I summarized the alignments with getMappedPct.pl which generated mappedRdsPct.txt. For most samples, 65-69% of reads mapped to the genome, however some had very few reads map, and these tended to be samples with few reads total.
6. Variant calling with samtools 1.5 and bcftools 1.6. Working in the Alignments subdirectory. Run SamVarCallTchum.sh. This calls variants for samples in bamfiles. Note I dropped one individual where the same ID had been assigned to two barcodes.
#!/bin/sh
#SBATCH --time=240:00:00
#SBATCH --nodes=1
#SBATCH --ntasks=24
#SBATCH --account=gompert-kp
#SBATCH --partition=gompert-kp
#SBATCH --job-name=sam_varcall
#SBATCH --mail-type=FAIL
#SBATCH --mail-user=zach.gompert@usu.edu
#SAMTOOLs mpileup version 1.5 options used:
#C = adjust mapping quality; recommended:50, disable:0 [0]
#d = max per-file depth; avoids excessive memory usage [250]
#f = faidx indexed reference sequence file
#q = skip alignments with mapQ smaller than INT [0]
#Q = skip bases with baseQ/BAQ smaller than INT [13]
#g = generate genotype likelihoods in BCF format
#t = --output-tags LIST optional tags to output:DP,AD,ADF,ADR,SP,INFO/AD,INFO/ADF,INFO/ADR []
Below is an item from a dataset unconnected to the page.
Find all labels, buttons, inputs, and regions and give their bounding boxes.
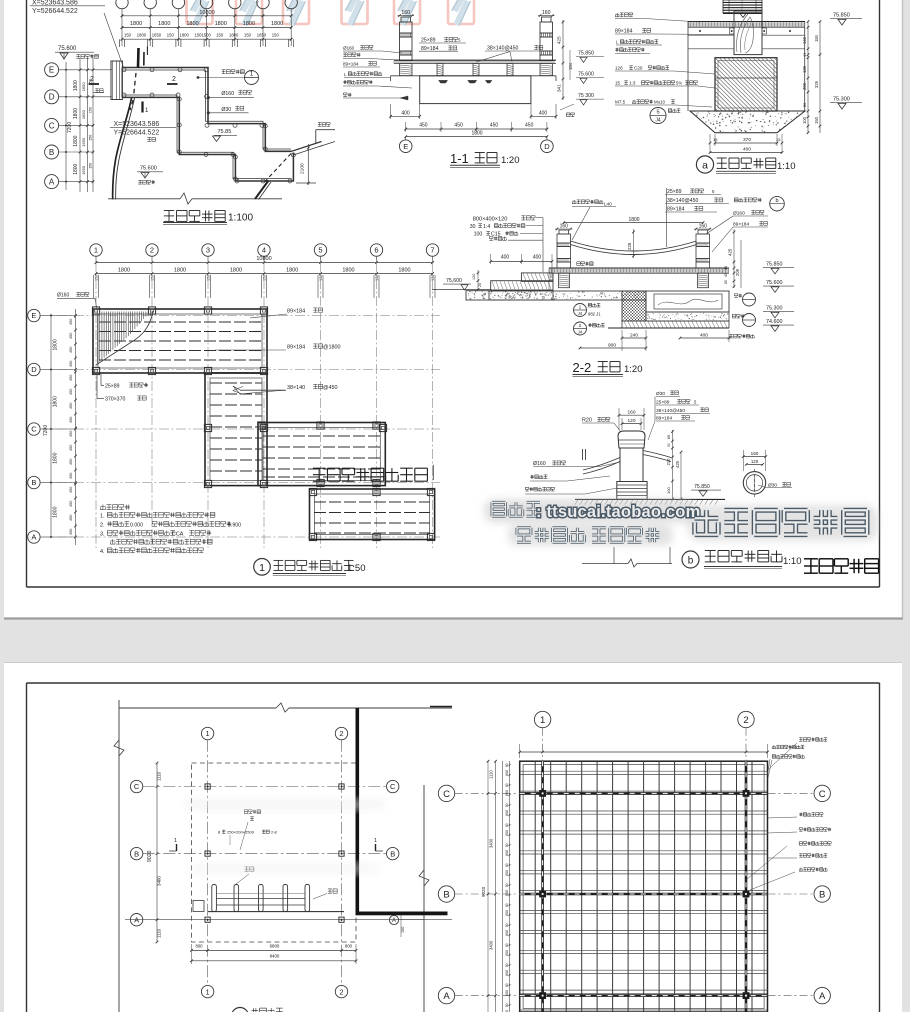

#BCFTOOLs call version 1.6 options used
#v = output variant sites only
#c/m = he original calling method (conflicts with -m) or alternative model for multiallelic and rare-variant calling (conflicts with -c)
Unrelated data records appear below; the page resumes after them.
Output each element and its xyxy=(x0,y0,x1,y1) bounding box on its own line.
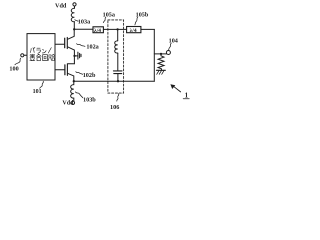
wire inductor to capacitor xyxy=(117,53,119,71)
resistor load xyxy=(158,54,164,70)
wire balun to Q2 gate xyxy=(55,69,64,71)
leader for 102b xyxy=(76,72,83,75)
wire input to balun xyxy=(24,54,27,56)
wire lambda4 2 to right corner xyxy=(141,28,154,30)
ground (hatched) under load xyxy=(156,69,165,71)
output terminal circle xyxy=(166,51,170,55)
wire common source to Q2 xyxy=(67,63,74,65)
svg-text:103b: 103b xyxy=(83,96,96,103)
figure label 1 xyxy=(185,92,189,100)
leader for 104 xyxy=(169,43,172,50)
balun/matching box 101 xyxy=(27,34,55,80)
leader for 103b xyxy=(75,92,82,98)
wire top rail to lambda4 box 1 xyxy=(74,28,93,30)
label 103a xyxy=(78,18,90,25)
label 106 xyxy=(110,104,119,111)
wire to sideways ground xyxy=(75,55,78,57)
leader for 102a xyxy=(77,44,85,47)
figure arrow xyxy=(173,86,180,92)
node load dot xyxy=(160,53,162,55)
quarter-wave line 105b box xyxy=(127,27,141,33)
input port 100 xyxy=(21,54,24,57)
svg-text:105a: 105a xyxy=(103,12,115,19)
wire balun to Q1 gate xyxy=(55,43,64,45)
leader for 100 xyxy=(15,58,21,65)
capacitor in 106 xyxy=(113,70,122,72)
svg-text:102a: 102a xyxy=(86,44,98,51)
node drain2 dot xyxy=(73,80,75,82)
svg-text:λ/4: λ/4 xyxy=(130,28,137,34)
label 103b xyxy=(83,96,96,103)
wire node M down xyxy=(117,29,119,40)
label 105b xyxy=(136,12,149,19)
svg-text:100: 100 xyxy=(9,65,18,72)
wire capacitor to bottom rail xyxy=(117,74,119,82)
label 101 xyxy=(33,89,42,95)
Vdd terminal bottom xyxy=(71,101,74,104)
svg-text:104: 104 xyxy=(169,37,178,44)
svg-text:Vdd: Vdd xyxy=(62,101,74,107)
wire between lambda4 boxes xyxy=(103,28,126,30)
transistor Q1 channel bar xyxy=(66,37,68,48)
transistor Q2 drain tap xyxy=(68,73,74,81)
svg-text:Vdd: Vdd xyxy=(55,2,67,9)
svg-text:103a: 103a xyxy=(78,18,90,25)
label 102a xyxy=(86,44,98,51)
label 104 xyxy=(169,37,178,44)
label Vdd top xyxy=(55,2,67,9)
dashed box 106 xyxy=(108,20,124,93)
svg-text:λ/4: λ/4 xyxy=(94,28,101,34)
svg-text:102b: 102b xyxy=(83,72,96,79)
label Vdd bottom xyxy=(62,101,74,107)
balun box text line1 (katakana baran/) xyxy=(30,47,51,53)
transistor Q2 (102b) gate bar xyxy=(64,65,66,75)
leader for 103a xyxy=(75,20,78,22)
leader for 101 xyxy=(40,81,44,88)
label 105a xyxy=(103,12,115,19)
transistor Q2 channel bar xyxy=(66,64,68,75)
wire output branch xyxy=(154,53,166,55)
transistor Q1 source tap xyxy=(68,47,75,64)
node drain1 dot xyxy=(73,28,75,30)
quarter-wave line 105a box xyxy=(93,27,103,33)
label 100 xyxy=(9,65,18,72)
wire choke to drain rail xyxy=(73,22,75,30)
node 106 bottom dot xyxy=(117,80,119,82)
wire Vdd to choke xyxy=(74,6,76,8)
leader for 105a xyxy=(103,17,106,22)
Vdd terminal top xyxy=(73,3,76,6)
leader for 106 xyxy=(117,94,119,101)
inductor 103a (choke) xyxy=(71,8,74,21)
ground (sideways) at common source xyxy=(77,52,79,59)
transistor Q1 (102a) gate bar xyxy=(64,38,66,48)
label 102b xyxy=(83,72,96,79)
inductor 103b (choke) xyxy=(71,81,74,101)
node common source dot xyxy=(73,55,75,57)
inductor in 106 xyxy=(115,41,118,53)
svg-text:101: 101 xyxy=(33,89,42,95)
svg-text:106: 106 xyxy=(110,104,119,111)
leader for 105b xyxy=(135,17,138,25)
transistor Q1 drain tap xyxy=(68,29,74,39)
node M dot xyxy=(116,28,118,30)
wire right vertical xyxy=(153,29,155,81)
wire bottom rail xyxy=(74,80,155,82)
balun box text line2 (kanji matching circuit) xyxy=(30,54,55,61)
#p = variant if P(ref|D)<FLOAT with -c [0.5]
#P = --prior <float-o mutation rate (use bigger for greater sensitivity), use with -m [1.1e-3]
#O = output type: 'b' compressed BCF; 'u' uncompressed BCF; 'z' compressed VCF; 'v' (here it is 'v')
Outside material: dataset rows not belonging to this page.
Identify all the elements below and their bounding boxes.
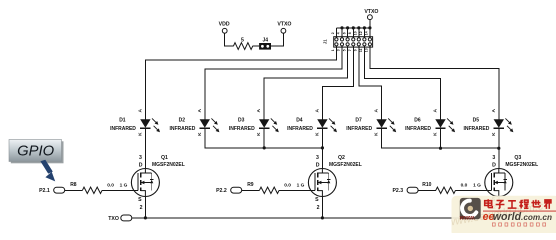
svg-text:K: K (314, 132, 320, 136)
svg-text:INFRARED: INFRARED (346, 126, 372, 132)
svg-text:4: 4 (337, 32, 341, 34)
svg-text:2: 2 (140, 205, 143, 211)
svg-text:INFRARED: INFRARED (405, 126, 431, 132)
svg-text:P2.1: P2.1 (39, 188, 50, 194)
svg-text:S: S (138, 197, 142, 203)
svg-text:K: K (256, 132, 262, 136)
svg-text:R10: R10 (422, 182, 431, 188)
svg-text:D5: D5 (473, 117, 480, 123)
svg-text:2: 2 (331, 32, 335, 34)
svg-text:K: K (433, 132, 439, 136)
svg-text:A: A (374, 109, 380, 113)
svg-text:D: D (139, 162, 143, 168)
svg-text:A: A (137, 109, 143, 113)
svg-text:D: D (316, 162, 320, 168)
svg-text:A: A (491, 109, 497, 113)
svg-text:INFRARED: INFRARED (110, 126, 136, 132)
svg-text:3: 3 (337, 49, 341, 51)
svg-text:K: K (137, 132, 143, 136)
svg-text:1 G: 1 G (120, 183, 128, 189)
svg-text:5: 5 (241, 37, 244, 43)
svg-text:D1: D1 (119, 117, 126, 123)
svg-text:J1: J1 (323, 39, 328, 44)
svg-text:A: A (256, 109, 262, 113)
svg-text:INFRARED: INFRARED (287, 126, 313, 132)
svg-text:Q1: Q1 (161, 155, 168, 161)
svg-text:VTXO: VTXO (277, 22, 291, 28)
svg-text:2: 2 (317, 205, 320, 211)
svg-text:A: A (197, 109, 203, 113)
svg-text:10: 10 (354, 31, 358, 35)
svg-text:D: D (492, 162, 496, 168)
svg-text:D2: D2 (179, 117, 186, 123)
svg-text:8: 8 (348, 32, 352, 34)
svg-text:GPIO: GPIO (17, 143, 54, 159)
svg-text:D7: D7 (355, 117, 362, 123)
svg-text:K: K (197, 132, 203, 136)
svg-text:0.0: 0.0 (284, 183, 291, 189)
svg-text:INFRARED: INFRARED (169, 126, 195, 132)
svg-text:3: 3 (492, 155, 495, 161)
svg-text:7: 7 (348, 49, 352, 51)
svg-text:1 G: 1 G (297, 183, 305, 189)
svg-text:D6: D6 (414, 117, 421, 123)
svg-text:D3: D3 (238, 117, 245, 123)
svg-text:S: S (315, 197, 319, 203)
svg-text:0.0: 0.0 (461, 183, 468, 189)
svg-text:3: 3 (139, 155, 142, 161)
svg-text:P2.3: P2.3 (392, 188, 403, 194)
svg-text:J4: J4 (263, 38, 269, 44)
svg-text:D4: D4 (296, 117, 303, 123)
svg-text:K: K (491, 132, 497, 136)
svg-text:www.: www. (460, 215, 476, 222)
svg-text:A: A (314, 109, 320, 113)
svg-text:1: 1 (331, 49, 335, 51)
svg-text:INFRARED: INFRARED (463, 126, 489, 132)
svg-text:P2.2: P2.2 (216, 188, 227, 194)
svg-text:MGSF2N02EL: MGSF2N02EL (329, 162, 362, 168)
svg-text:11: 11 (359, 48, 363, 52)
svg-text:14: 14 (365, 31, 369, 35)
svg-text:6: 6 (342, 32, 346, 34)
svg-text:13: 13 (365, 48, 369, 52)
svg-text:Q3: Q3 (514, 155, 521, 161)
svg-text:MGSF2N02EL: MGSF2N02EL (152, 162, 185, 168)
svg-text:1 G: 1 G (473, 183, 481, 189)
svg-text:VTXO: VTXO (364, 9, 378, 15)
svg-text:TXO: TXO (108, 216, 119, 222)
svg-text:9: 9 (354, 49, 358, 51)
svg-text:MGSF2N02EL: MGSF2N02EL (505, 162, 538, 168)
svg-text:R9: R9 (247, 182, 254, 188)
svg-text:0.0: 0.0 (107, 183, 114, 189)
svg-text:K: K (374, 132, 380, 136)
svg-text:VDD: VDD (219, 22, 230, 28)
svg-text:INFRARED: INFRARED (229, 126, 255, 132)
svg-text:world.com.cn: world.com.cn (493, 211, 552, 223)
svg-text:R8: R8 (70, 182, 77, 188)
svg-text:5: 5 (342, 49, 346, 51)
svg-text:A: A (433, 109, 439, 113)
svg-text:Q2: Q2 (338, 155, 345, 161)
svg-text:12: 12 (359, 31, 363, 35)
svg-text:3: 3 (316, 155, 319, 161)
#o = write output to a file [standard output]
module load samtools
module load bcftools
cd /uufs/chpc.utah.edu/common/home/gompert-group2/data/timema_chumash_gbs/Alignments
samtools mpileup -C 50 -d 250 -f /uufs/chpc.utah.edu/common/home/u6000989/data/timema/hic_genomes/t_crist/timema_cristinae_12Jun2019_lu3Hs.fasta -q 20 -Q 20 -g -I -t DP,AD -u -b bamfiles -o tchum_gbs_2019.bcf
bcftools call -v -c -p 0.01 -P 0.001 -O v -o tchum_gbs_2019.vcf tchum_gbs_2019.bcf
The resulting variant files are in the Variants subdirectory.